The fight for Britain’s fourth-largest grocer after Tesco, Sainsbury’s and Asda, is the most high-profile looming takeover amid a raft of bids and counter bids, reflecting private equity’s appetite for U.K. Plc.
Morrisons said that as neither bidder had declared its offer final, it was talking to both of them and the Takeover Panel, which governs M&A deals in Britain, about “an orderly framework for the resolution of this competitive situation” – which would typically be an auction.
Morrisons said shareholder meetings to vote on the CD&R offer would be convened for around the week starting Oct. 18.

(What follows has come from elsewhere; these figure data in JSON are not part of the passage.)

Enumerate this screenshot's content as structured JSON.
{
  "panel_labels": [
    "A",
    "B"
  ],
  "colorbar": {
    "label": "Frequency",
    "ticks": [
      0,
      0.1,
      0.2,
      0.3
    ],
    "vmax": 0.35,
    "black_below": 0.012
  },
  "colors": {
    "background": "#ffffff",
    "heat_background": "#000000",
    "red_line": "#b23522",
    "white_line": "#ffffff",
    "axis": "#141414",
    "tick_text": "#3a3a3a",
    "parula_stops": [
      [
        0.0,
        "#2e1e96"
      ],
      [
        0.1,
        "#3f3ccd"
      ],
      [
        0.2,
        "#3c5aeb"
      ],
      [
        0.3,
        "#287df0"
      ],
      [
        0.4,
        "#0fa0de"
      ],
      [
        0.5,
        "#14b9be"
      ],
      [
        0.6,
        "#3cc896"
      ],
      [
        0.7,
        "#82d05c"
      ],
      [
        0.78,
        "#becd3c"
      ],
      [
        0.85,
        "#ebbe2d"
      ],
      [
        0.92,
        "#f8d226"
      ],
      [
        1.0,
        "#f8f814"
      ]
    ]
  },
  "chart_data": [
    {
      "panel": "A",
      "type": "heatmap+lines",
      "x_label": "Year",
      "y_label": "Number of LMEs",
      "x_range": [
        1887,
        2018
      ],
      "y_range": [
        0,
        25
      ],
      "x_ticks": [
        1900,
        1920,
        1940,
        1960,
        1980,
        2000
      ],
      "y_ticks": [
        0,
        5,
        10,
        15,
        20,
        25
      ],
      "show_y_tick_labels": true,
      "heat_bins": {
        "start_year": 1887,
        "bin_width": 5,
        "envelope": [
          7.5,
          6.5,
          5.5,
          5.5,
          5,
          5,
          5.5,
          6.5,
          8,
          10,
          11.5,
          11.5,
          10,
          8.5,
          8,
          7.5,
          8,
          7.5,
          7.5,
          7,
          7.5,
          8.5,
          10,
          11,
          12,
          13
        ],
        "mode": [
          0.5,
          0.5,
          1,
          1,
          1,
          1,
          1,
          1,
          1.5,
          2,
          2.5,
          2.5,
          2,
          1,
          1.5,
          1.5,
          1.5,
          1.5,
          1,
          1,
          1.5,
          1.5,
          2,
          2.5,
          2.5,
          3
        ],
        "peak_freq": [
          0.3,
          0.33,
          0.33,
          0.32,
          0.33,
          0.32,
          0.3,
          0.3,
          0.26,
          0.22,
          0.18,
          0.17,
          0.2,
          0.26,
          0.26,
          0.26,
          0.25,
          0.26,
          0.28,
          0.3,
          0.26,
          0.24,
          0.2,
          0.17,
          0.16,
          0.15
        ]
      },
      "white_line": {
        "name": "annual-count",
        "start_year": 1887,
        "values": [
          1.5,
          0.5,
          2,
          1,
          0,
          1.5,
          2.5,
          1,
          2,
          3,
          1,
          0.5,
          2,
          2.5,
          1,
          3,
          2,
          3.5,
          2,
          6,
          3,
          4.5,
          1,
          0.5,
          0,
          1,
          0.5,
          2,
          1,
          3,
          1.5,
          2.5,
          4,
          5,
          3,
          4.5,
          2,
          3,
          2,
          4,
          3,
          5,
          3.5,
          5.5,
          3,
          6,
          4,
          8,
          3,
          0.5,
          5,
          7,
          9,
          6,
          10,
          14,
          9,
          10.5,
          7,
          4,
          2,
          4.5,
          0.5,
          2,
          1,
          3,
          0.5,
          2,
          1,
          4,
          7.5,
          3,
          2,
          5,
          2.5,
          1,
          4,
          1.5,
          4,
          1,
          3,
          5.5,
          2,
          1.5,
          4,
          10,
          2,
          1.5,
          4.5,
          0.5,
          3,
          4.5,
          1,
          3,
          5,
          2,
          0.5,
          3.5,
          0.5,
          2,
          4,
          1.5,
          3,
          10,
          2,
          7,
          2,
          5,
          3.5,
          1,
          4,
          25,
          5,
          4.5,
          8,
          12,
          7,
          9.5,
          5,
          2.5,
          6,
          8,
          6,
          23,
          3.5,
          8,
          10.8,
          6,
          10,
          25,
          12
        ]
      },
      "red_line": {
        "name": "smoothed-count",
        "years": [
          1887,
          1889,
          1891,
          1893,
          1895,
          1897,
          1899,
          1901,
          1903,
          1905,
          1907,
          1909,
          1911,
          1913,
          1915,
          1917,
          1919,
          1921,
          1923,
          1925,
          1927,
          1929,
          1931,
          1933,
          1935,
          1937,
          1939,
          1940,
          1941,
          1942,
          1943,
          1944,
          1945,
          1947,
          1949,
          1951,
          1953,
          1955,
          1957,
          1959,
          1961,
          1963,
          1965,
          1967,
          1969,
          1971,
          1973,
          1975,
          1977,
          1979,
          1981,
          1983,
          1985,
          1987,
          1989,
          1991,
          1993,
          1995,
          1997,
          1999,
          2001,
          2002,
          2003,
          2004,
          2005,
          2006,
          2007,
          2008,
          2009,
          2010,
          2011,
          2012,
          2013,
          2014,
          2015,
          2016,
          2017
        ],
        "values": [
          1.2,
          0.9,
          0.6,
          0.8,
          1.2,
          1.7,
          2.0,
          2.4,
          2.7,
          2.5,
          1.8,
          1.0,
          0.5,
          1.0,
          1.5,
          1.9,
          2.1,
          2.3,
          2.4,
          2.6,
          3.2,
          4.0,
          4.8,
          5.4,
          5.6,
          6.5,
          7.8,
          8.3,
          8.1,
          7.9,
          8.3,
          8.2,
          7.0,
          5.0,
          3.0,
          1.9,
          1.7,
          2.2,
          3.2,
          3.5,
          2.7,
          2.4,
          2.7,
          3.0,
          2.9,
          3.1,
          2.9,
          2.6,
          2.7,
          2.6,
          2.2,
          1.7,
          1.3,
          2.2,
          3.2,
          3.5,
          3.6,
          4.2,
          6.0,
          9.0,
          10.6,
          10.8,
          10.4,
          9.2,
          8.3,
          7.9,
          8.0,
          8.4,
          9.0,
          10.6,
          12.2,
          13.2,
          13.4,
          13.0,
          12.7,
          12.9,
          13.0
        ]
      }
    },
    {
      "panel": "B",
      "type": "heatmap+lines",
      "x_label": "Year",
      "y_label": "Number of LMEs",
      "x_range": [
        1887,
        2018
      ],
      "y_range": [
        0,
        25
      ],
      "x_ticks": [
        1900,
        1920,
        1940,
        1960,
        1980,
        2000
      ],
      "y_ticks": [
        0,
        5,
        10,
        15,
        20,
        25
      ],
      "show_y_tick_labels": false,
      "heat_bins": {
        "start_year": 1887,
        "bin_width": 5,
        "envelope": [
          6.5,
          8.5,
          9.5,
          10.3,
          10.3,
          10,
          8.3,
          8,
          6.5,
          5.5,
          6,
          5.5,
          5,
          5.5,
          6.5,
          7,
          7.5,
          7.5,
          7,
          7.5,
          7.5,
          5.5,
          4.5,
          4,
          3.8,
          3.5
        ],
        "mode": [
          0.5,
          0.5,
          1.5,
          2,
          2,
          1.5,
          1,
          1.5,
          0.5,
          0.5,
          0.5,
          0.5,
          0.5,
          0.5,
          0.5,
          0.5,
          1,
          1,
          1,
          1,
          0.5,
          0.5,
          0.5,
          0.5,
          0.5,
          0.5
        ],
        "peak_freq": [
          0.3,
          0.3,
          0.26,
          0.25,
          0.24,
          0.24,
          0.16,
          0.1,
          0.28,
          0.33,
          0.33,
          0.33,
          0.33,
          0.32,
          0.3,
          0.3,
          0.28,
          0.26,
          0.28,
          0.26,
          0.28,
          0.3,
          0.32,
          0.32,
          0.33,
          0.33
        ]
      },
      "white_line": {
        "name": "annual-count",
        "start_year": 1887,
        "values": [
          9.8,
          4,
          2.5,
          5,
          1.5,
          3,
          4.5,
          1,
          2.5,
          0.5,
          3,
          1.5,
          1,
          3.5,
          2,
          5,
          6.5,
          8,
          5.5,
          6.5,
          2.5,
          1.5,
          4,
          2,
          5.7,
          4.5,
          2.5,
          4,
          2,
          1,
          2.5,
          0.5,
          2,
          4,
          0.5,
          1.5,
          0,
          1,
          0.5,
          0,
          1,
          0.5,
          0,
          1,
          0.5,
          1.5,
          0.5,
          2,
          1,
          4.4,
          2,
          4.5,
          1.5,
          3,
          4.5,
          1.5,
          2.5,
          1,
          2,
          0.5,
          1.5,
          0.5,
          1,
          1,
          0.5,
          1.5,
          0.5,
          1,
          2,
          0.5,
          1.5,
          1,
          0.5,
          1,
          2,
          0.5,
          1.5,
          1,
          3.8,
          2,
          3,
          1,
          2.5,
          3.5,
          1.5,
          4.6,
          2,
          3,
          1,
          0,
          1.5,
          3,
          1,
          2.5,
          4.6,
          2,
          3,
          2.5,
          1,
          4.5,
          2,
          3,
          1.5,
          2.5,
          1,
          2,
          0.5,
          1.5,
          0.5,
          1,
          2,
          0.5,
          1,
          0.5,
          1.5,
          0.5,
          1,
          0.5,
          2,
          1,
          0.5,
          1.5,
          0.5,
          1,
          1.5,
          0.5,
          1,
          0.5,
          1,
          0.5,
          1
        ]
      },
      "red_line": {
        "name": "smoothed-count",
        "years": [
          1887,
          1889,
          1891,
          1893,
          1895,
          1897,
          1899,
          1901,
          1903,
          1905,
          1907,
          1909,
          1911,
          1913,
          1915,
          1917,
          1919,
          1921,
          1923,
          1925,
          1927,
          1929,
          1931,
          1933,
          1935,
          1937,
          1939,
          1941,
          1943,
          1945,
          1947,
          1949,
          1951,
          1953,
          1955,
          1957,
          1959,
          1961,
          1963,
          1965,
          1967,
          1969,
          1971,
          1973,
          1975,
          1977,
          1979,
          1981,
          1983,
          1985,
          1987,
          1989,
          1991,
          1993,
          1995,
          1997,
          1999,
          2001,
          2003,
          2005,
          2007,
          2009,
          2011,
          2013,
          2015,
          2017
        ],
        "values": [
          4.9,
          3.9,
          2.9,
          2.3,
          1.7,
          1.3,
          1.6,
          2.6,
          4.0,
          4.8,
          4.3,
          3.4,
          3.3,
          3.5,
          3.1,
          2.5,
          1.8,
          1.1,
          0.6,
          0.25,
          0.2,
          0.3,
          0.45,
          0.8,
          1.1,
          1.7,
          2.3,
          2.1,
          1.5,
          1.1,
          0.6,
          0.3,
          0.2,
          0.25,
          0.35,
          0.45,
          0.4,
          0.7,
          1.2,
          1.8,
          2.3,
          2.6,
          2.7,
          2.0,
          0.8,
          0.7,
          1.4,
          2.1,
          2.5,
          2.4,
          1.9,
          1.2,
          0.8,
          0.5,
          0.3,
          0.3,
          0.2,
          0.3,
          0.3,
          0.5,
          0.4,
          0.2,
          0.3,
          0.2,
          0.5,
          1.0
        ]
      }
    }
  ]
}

It said any auction would take place prior to these shareholder meetings, on a date announced by the Takeover Panel.
After completion of an auction, Morrisons shareholders would vote on either a Fortress or a CD&R offer, depending on which offer Morrisons’ board recommended.
Morrisons said it expected a scheme document on CD&R’s offer to be posted to shareholders around Sept. 25.
CD&R’s latest offer is worth 285 pence per Morrisons share – a 60-per-cent premium to Morrisons’ share price before takeover interest emerged in mid-June.
Fortress, whose last offer was pitched at 272 pence a share, said on Wednesday it “continues to consider its options.”
Morrisons shares were trading at 291.3 pence, indicating investors are hoping for a higher bid.
CD&R had no further comment.
The Takeover Panel’s standard auction structure is bidding over a five-day period. However, if all parties are in agreement a different structure can be used – for example bidding over just one day.
Last month, the Takeover Panel set up an auction of British inhaler company Vectura for suitors Philip Morris International and U.S. private equity firm Carlyle. However, in the event Carlyle decided not to raise its offer.
Morrisons, which trades from 497 stores and has a staff of over 110,000, reiterated on Wednesday that in addition to the financial terms of any offer it places “very significant emphasis on the wider responsibilities of ownership,” including the importance of employees, customers, pension trustees and suppliers.
Last month, the trustees of Morrisons’ pension schemes warned a takeover by either CD&R or Fortress could “materially weaken” the security of the schemes if no additional protection was agreed.
Morrisons is due to publish first half results on Thursday.